Bem told me it's "absurd" that he should be expected to come up with a theory to explain his data. He just knows that the data indicate there's a slight, subtle but statistically solid phenomenon worthy of further investigation.
"The odds against its just being chance are actually 7 billion to 1," Bem said. "In any experiment like this, critics are permitted to come up with alternatives to explain the results of the experiment, and some of those explanations are non-psi. That's fair game. But one thing we're sure of is that these results aren't due to chance."
Are the results reproducible?
Bem acknowledged that the experiments would have to be replicated in order to confirm that precognition is a real effect. Two other researchers, Jeff Galak of Carnegie Mellon University and Leif Nelson of the University of California at Berkeley, have already tried to replicate one of Bem's experiments (the one with the word recall test) and failed to get any significant results.

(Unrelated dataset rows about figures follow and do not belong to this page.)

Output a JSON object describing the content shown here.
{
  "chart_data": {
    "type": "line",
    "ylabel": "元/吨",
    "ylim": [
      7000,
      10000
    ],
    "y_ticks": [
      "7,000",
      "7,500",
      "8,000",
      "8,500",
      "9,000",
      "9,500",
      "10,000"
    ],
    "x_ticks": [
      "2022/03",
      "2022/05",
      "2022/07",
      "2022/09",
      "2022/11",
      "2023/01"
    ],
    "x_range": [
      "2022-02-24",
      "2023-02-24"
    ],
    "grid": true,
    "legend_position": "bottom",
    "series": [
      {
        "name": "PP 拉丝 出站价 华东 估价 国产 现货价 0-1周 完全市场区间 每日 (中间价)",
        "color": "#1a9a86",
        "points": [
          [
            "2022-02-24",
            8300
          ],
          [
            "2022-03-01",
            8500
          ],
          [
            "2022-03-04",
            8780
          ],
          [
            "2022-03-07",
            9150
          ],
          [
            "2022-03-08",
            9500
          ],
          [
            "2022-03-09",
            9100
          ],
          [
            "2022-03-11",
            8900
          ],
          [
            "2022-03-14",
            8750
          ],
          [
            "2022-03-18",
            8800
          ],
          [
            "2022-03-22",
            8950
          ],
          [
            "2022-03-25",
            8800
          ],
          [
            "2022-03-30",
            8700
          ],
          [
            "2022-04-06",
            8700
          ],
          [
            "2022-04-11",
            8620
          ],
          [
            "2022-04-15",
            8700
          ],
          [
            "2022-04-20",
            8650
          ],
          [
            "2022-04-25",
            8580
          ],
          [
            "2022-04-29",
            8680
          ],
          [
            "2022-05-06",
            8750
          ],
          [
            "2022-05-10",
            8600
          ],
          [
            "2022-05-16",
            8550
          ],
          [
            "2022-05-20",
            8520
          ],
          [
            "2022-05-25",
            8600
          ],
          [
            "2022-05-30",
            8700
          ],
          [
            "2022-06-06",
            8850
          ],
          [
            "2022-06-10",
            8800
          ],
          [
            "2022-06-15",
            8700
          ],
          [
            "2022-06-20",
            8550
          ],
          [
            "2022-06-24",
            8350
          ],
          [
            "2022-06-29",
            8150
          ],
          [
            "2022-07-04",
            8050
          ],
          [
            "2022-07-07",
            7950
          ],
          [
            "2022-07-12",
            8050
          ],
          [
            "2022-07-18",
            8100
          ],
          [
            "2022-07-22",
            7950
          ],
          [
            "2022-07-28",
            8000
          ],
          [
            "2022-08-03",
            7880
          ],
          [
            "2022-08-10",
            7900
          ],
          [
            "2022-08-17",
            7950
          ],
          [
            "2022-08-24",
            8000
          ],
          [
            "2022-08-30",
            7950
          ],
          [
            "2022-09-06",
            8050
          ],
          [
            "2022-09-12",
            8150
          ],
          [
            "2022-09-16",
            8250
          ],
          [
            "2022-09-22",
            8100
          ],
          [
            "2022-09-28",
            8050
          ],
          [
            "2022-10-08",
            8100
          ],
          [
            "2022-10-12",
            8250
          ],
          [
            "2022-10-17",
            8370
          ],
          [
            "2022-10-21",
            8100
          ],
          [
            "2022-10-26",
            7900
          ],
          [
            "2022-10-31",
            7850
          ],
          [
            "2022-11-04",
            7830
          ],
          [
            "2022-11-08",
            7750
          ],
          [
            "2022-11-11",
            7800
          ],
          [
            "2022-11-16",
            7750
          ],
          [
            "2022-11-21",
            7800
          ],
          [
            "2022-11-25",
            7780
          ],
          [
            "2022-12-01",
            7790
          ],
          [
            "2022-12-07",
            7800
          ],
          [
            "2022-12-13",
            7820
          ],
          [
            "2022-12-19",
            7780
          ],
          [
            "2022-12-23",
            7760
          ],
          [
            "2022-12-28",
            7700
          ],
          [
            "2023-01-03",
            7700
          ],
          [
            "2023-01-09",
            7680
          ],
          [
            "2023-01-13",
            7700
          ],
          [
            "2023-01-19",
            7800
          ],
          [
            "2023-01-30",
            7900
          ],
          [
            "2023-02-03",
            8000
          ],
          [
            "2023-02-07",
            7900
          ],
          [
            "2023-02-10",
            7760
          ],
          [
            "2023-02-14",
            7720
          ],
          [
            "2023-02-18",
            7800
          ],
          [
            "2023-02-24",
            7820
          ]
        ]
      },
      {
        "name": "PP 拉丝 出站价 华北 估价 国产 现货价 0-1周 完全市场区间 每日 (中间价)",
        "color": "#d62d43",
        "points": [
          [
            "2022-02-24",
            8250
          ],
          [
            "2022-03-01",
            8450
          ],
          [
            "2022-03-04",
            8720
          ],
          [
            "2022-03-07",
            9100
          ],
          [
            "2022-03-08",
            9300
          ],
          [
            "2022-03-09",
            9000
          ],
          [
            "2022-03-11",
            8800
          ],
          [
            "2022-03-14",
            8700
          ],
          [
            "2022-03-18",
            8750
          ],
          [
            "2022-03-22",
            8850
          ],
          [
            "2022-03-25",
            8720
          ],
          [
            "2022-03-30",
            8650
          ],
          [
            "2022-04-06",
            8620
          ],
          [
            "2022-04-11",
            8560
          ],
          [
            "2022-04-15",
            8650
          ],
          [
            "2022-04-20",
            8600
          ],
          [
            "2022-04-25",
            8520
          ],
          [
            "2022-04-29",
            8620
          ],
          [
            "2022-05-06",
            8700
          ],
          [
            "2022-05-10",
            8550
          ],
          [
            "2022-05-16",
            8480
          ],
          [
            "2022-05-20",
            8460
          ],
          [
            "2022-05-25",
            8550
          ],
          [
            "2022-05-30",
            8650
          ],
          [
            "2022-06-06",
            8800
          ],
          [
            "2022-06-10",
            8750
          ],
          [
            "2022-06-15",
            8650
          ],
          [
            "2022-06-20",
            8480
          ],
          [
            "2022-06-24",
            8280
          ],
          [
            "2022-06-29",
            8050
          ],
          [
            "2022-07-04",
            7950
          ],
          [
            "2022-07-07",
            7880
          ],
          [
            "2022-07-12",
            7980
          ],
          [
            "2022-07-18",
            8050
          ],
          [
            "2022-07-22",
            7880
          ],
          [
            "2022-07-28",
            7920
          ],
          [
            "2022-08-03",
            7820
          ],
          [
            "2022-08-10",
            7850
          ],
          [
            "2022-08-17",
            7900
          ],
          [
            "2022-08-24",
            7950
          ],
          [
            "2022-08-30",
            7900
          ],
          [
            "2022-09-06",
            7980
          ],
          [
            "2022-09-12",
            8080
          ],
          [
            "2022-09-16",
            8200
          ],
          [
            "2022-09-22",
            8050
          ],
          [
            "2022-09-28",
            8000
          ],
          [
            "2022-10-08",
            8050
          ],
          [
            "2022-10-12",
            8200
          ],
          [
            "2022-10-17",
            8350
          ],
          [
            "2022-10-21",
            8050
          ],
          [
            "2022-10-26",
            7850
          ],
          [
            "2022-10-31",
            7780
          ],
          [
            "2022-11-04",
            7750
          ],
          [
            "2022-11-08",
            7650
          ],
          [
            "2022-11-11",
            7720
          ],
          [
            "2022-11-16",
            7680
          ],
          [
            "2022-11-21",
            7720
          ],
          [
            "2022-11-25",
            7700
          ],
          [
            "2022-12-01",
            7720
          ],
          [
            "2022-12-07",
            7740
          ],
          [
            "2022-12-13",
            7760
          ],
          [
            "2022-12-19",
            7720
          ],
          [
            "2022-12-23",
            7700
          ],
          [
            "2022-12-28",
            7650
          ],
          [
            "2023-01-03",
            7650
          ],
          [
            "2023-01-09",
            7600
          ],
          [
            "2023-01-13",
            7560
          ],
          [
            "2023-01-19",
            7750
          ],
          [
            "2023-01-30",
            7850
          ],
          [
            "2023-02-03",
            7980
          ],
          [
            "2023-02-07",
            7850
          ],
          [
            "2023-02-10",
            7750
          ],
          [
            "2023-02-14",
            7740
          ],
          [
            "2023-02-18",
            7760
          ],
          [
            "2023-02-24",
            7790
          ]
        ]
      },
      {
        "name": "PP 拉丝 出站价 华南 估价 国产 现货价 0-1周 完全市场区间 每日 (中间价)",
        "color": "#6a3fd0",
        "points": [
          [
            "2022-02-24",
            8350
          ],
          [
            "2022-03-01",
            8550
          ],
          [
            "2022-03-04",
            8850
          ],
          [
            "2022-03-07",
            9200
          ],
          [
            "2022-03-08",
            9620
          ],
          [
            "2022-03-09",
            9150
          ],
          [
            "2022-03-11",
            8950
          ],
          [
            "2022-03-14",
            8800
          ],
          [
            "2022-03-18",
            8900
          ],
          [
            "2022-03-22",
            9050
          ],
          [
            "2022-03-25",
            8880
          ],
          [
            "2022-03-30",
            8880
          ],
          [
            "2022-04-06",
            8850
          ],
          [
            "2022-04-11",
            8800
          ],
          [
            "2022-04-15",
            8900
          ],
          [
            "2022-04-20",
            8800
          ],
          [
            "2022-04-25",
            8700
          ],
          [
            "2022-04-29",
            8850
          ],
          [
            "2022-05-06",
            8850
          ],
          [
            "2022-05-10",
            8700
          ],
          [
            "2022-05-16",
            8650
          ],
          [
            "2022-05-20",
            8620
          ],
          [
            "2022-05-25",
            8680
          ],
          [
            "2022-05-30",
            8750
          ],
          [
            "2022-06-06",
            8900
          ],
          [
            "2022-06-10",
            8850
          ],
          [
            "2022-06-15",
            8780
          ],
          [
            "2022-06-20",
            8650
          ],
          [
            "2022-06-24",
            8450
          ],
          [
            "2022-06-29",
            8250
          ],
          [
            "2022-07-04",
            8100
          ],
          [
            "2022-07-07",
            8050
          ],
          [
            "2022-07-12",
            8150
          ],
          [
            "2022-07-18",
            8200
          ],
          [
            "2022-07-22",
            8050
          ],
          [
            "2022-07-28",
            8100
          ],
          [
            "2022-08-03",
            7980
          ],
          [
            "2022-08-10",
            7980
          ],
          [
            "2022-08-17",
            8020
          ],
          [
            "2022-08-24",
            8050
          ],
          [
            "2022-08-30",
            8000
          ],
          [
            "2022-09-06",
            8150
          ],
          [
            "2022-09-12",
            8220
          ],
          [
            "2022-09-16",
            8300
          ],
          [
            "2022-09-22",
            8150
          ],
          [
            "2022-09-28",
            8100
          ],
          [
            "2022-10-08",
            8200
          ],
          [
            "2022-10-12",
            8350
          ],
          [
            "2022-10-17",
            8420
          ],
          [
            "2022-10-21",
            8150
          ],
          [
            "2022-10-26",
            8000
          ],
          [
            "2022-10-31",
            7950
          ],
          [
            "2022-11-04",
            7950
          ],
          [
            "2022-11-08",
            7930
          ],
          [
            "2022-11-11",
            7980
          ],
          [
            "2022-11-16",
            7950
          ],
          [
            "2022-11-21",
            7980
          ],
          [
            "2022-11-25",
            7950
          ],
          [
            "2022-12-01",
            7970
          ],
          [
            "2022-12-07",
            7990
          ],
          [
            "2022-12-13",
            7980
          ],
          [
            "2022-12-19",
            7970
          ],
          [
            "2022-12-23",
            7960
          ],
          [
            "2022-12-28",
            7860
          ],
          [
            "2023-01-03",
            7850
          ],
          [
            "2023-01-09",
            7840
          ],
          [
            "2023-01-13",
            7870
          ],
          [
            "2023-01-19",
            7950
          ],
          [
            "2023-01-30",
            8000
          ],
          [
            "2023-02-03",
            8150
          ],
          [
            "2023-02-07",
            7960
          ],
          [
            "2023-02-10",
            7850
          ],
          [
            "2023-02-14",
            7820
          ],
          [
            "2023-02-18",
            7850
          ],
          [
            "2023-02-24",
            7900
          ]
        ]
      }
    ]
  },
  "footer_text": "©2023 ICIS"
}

"Why do we not see any evidence of precognition?" Galak and Nelson wrote in their research paper. "There are obviously a multitude of possibilities for why we failed to obtain a result similar to Bem, ranging from the mundane (e.g., our sample was more heterogeneous than Bem's) to the exotic (e.g., the quantum mechanics that allow for the detection of future events are also contingent on the specific physical features of the original experiment rooms.)
"For the purposes of this paper we really only care about one possibility: Do we fail to detect precognition because precognition does not exist? In answer to this question we emphatically say, 'We don't know. On the one hand, we fail to replicate the effect, but on the other hand, our single failure to replicate is hardly sufficient to seriously undermine an entire paper.'"
Bem said Galak and Nelson went ahead with their trial without having full information about how his own experiments were conducted. They also had their experimental subjects take the test over the Internet rather than in person. When the test is conducted online, "you lose total control over it," Bem said. (Galak and Nelson admit that it's "unclear" how closely their subjects attended to the key elements of the experiment.)
But never fear: Since word about Bem's results got out, he's received dozens of requests for information about how the experiment was done. The experiments are sure to be repeated, and the results from those experiments should confirm whether precognition is for real. Who knows? Some of you may already have a sixth sense about this. Feel free to weigh in with your own premonitions -- or even your plain old opinions -- in the comment section below.
For more about Bem's findings, check out this report from New Scientist and this one from H Plus magazine. But if you want to try replicating his experiments, don't just download the replication packages. Let Bem know so that he can keep track.
Additional unsuccessful attempts to replicate Bem's experiments have come to light, including "Retro-priming et re-test" by Thomas Rabeyron and Caroline Watt; and "Precognitive Habituation: An Attempt to Replicate Previous Results," by Gergo Hadlaczky.